In 1995, Fitzgerald designed the logo for the Motion Picture Editors Guild.

==Personal life==
Fitzgerald was a member of the Directors Guild of America. He was a two-term governor in the Academy of Television Arts and Sciences, representing title designers, and a member of the Academy of Motion Picture Arts and Sciences. He lectured at UCLA and AFI, and participated in panel discussions in Los Angeles and New York. He also taught at Art Center College of Design.
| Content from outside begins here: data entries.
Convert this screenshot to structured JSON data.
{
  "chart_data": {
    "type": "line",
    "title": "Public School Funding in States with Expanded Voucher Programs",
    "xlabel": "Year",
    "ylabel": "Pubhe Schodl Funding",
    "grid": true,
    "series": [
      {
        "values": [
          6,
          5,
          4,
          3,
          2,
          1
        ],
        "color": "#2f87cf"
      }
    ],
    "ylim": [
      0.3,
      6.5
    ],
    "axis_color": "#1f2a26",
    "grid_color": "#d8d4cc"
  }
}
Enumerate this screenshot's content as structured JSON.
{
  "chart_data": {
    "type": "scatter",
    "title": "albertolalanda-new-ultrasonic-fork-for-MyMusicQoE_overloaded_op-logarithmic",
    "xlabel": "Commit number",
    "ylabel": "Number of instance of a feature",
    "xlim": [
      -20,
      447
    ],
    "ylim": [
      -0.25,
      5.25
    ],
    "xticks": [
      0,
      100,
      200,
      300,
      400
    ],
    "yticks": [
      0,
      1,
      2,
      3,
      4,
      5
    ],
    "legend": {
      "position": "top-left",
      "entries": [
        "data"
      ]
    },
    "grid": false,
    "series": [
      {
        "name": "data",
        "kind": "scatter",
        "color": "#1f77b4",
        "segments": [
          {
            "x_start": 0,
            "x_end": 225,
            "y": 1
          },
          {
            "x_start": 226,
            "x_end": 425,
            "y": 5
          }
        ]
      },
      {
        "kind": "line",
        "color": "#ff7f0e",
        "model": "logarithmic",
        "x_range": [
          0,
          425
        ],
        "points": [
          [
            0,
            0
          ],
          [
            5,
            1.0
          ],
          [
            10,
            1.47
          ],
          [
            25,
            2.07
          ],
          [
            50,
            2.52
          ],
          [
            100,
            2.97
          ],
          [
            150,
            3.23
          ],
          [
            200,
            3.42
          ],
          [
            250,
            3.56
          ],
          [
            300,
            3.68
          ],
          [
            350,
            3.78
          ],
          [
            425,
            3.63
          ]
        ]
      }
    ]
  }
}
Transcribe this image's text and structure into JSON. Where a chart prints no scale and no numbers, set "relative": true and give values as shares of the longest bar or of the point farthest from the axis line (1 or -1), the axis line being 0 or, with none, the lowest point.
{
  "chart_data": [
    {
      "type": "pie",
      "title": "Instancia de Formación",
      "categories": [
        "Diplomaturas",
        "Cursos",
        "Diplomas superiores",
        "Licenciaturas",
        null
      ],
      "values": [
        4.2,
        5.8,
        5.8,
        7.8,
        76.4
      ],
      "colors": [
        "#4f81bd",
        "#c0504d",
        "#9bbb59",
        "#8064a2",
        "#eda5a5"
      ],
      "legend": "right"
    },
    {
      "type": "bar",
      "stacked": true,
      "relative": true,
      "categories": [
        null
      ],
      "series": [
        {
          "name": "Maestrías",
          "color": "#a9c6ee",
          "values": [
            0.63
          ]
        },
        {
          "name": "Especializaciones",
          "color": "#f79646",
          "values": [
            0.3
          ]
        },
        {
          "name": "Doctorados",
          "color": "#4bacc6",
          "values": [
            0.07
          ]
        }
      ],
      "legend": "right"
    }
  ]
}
Fitzgerald died September 30, 2019, aged 89.

==Filmography==

===Select Pacific Title (1956–1968) titles===

- Raintree County (1957)
- Auntie Mame (1958)
- The Diary of Anne Frank (1959)
- Imitation of Life (1959)
- Pillow Talk (1959)
- Judgment at Nuremberg (1961)
- The Music Man (1962)
- My Fair Lady (1964)
- Cat Ballou (1965)
- Battle of the Bulge (1965)
- Inside Daisy Clover (1965)
- The Silencers (1966)
- Who's Afraid of Virginia Woolf? (1966)

- Murderers' Row (1966)
- In the Heat of the Night (1967)
- Bonnie and Clyde (1967)
- Who's Minding the Mint? (1967)
- Camelot (1967)
- The Ambushers (1967)
- Cool Hand Luke (1967)
- Guess Who's Coming to Dinner (1967)
- The Graduate (1967)
- Rosemary's Baby (1968)
- The Green Berets (1968)
- Funny Girl (1968)

===Wayne Fitzgerald/FilmDesign (1968–1993)===

- Alice's Restaurant (1969)
- On a Clear Day You Can See Forever (1970)
- Catch-22 (1970)
- Little Big Man (1970)
- The Owl and the Pussycat (1970)
- Mame (1974)
- The Conversation (1974)
- Chinatown (1974)
- Alice Doesn't Live Here Anymore (1974)
- The Godfather: Part II (1974)
- Funny Lady (1975)
- Mitchell (1975)
- One Flew Over the Cuckoo's Nest (1975)
- The Missouri Breaks (1976)
- Slap Shot (1977)
- The Turning Point (1977)
- The Goodbye Girl (1977)
- Heaven Can Wait (1978)
- Who Is Killing the Great Chefs of Europe? (1978)
- The Deer Hunter (1978)
- Grease (high school yearbook end titles)
- California Suite (1978)
- Apocalypse Now (1979) (end titles)
- The Muppet Movie (1979)
- North Dallas Forty (1979)
- The Electric Horseman (1979)
- Private Benjamin (1980)

- Nine to Five (1980)
- Reds (1981)
- Pennies From Heaven (1981)
- Body Heat (1981)
- Tootsie (1982)
- Annie (1982)
- The Outsiders (1983)
- Vacation (1983)
- The Big Chill (1983)
- Terms of Endearment (1983)
- Splash (1984)
- Footloose (1984)
- Sixteen Candles (1984)
- The Breakfast Club (1985)
- Down and Out in Beverly Hills (1986)
- Black Widow (1987)
- The Milagro Beanfield War (1988)
- Total Recall (1990)
- Ghost (1990)
- Dick Tracy (1990)
- City Slickers (1991)
- Basic Instinct (1992)
- White Men Can't Jump (1992)
- A River Runs Through It (1992)
- Scent of a Woman (1992)

===Pittard/Sullivan/Fitzgerald (1993–1995)===

- Groundhog Day (1993)
- Grumpy Old Men (1993)
- Wyatt Earp (1994)
- Maverick (1994)
- Waterworld (1995)

===Wayne Fitzgerald/Filmdesign (1995–2003)===

- Diabolique (1996)
- The Rainmaker (1997)
- Beverly Hills Ninja (1997)
- RocketMan (1997)

- Kingpin (1996)
- Nobody's Baby (with Eric Fitzgerald/Hollywood Title) (2001)
- Hollywood Homicide (with Eric Fitzgerald/Hollywood Title) (2003)

==Awards==

Fitzgerald won a Primetime Emmy with David Oliver Pfeil for outstanding main title design on The Bronx Zoo in 1987. He won Daytime Emmys for The Bold and the Beautiful in 1987, and The Guiding Light in 1992. He was nominated for Daytime Emmys in 1994 with Judy Korin for Days of Our Lives, and with Eric Fitzgerald in 2003 for The 50th Anniversary Season of The Guiding Light.